In Wanganui today, Mrs Francis celebrates her greatest milestone of 100 years with 85 close family and friends.

Mrs Francis was aged just 3 when she first arrived in Wanganui with her parents from Geraldine, at the time the Dublin St Bridge was being built.

She counts among her memories the years when trams were the mode of public transport in Wanganui.

The Francis family say they would hear the tram going along Alma Rd and know another one would be leaving the junction, so they had time to run down the road to catch it into town.

Mrs Francis says it's sad that Wanganui no longer has them, and was delighted to hear the Number 12 would soon be running on tracks to the Waimarie.

She and her parents lived in Aramoho when they first came to Wanganui, and she attended Aramoho School. The Wanganui Woollen Mills was once located in Aramoho and she worked there when she left school.
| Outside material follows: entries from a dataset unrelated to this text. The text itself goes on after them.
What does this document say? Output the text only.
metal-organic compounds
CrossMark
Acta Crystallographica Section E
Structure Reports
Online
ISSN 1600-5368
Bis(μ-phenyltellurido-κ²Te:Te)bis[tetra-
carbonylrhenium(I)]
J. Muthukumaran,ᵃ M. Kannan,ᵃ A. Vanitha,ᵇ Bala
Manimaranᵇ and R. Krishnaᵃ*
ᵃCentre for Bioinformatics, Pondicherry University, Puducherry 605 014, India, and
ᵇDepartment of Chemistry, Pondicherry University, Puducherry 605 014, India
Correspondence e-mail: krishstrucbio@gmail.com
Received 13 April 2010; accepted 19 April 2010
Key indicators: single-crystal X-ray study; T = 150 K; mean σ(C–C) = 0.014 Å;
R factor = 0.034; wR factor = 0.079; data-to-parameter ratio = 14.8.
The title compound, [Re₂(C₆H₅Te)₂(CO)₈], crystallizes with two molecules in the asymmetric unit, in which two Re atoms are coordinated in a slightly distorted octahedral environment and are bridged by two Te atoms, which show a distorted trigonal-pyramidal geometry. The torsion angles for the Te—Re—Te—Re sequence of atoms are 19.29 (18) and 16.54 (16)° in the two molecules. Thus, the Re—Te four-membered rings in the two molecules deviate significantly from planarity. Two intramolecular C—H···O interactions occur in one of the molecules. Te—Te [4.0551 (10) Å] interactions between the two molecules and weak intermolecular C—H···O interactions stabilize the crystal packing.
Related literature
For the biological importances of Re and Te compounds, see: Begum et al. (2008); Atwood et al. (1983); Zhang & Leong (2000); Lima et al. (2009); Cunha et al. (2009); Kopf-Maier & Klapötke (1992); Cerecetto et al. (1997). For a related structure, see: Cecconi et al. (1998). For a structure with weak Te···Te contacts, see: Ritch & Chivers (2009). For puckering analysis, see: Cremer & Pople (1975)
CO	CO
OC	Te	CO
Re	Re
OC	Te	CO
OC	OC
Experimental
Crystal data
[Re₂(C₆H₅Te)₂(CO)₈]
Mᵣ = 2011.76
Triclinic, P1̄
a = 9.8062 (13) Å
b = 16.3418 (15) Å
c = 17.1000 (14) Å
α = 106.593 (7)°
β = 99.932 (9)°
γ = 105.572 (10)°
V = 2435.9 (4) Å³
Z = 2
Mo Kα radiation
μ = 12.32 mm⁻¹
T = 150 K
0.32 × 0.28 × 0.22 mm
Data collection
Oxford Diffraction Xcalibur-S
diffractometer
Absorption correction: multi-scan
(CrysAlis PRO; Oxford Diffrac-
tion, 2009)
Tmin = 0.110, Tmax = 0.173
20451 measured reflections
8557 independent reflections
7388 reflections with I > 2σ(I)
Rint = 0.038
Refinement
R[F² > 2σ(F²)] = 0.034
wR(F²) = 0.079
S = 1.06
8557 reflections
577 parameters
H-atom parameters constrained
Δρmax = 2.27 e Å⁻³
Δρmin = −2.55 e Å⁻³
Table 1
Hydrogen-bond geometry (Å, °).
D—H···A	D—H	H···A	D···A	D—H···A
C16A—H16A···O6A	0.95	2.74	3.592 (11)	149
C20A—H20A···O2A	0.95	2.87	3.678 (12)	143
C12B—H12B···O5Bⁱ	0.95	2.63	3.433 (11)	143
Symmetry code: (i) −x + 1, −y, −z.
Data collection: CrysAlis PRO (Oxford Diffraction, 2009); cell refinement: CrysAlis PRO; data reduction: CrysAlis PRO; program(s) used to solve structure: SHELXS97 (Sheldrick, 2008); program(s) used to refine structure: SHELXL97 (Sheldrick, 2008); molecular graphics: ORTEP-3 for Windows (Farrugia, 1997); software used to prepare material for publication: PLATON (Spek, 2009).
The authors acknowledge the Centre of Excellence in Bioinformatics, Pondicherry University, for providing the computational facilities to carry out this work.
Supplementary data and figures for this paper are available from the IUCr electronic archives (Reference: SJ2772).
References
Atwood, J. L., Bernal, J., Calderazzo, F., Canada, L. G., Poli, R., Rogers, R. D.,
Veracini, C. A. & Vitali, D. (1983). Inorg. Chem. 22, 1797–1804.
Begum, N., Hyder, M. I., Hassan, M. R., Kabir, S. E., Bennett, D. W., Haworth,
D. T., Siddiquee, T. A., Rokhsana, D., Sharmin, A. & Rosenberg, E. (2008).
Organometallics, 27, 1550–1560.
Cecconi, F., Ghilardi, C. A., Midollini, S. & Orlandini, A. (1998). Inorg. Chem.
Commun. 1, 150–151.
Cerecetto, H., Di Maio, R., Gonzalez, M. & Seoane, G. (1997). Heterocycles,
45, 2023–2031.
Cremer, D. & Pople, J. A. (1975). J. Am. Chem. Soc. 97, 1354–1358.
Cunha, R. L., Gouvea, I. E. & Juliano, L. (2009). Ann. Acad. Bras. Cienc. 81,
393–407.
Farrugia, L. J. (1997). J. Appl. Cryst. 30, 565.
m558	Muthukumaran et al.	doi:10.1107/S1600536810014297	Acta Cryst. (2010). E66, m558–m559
Mrs Francis did not have any brothers and never got to meet any boys, but like so many romances, she met her husband Owen at one of the regular dances held in Wanganui.

"The dance was in one of the rowing clubs and I was allowed to go because my older sister was going."

She said her husband lived until he was 95.

The couple enjoyed riding a motorbike with a sidecar together.

Mrs Francis says they were riding a Norton at the time Rem Fowler's Peugeot-engined Norton was winning the TT at the Isle of Man. She said she was never a scared pillion passenger. She has never held a car or motorbike licence, but did ride their Norton, though only when her husband rode pillion.

When they had a Harley and Mrs Francis was the sidecar passenger: "The first time we went around the corner we went over the gutter."

She played the euphonium in the Garrison Band, and there was many a time the couple were seen riding their Norton - Mr Francis with the euphonium on his back and Mrs Francis riding pillion.

One time Mr Francis took her for a ride on the winding Goat Valley section of SH3; she thinks it was to frighten her, but instead she enjoyed the ride.

Over the years, Mrs Francis played golf and was president of the Castlecliff Golf Club. It was not an office she enjoyed when the club held tournaments and she had to address the local and visiting players.

"I lead a quiet life and all my friends are quiet people," she says, still uncomfortable speaking about herself.

She says the 2011 Wanganui Technical College Reunion was a recent high point when she got to meet the Governor General Sir Jerry Mataparae and showed him her leaver's book with his father's autograph.

Mrs Francis still lives in her home surrounded by family, though she is independent and cooks her own meals. She says their care of her is the reason she has lived so long.

She loves to potter around the garden, tending to her rhubarb and silverbeet, and her sausage rolls and scones are legendary in the family. .

Mrs Francis keeps her quick mind active working out puzzles and doing the Chronicle crossword every morning. She loves Operatunity and attends every performance.

Today Mrs Francis's three children, nine grandchildren, 17 great-grandchildren and one great-great grandchild will help celebrate her 100 years.

The Tram Shed volunteers sent their best wishes to Mrs Francis today and looked forward to her again riding on the tram.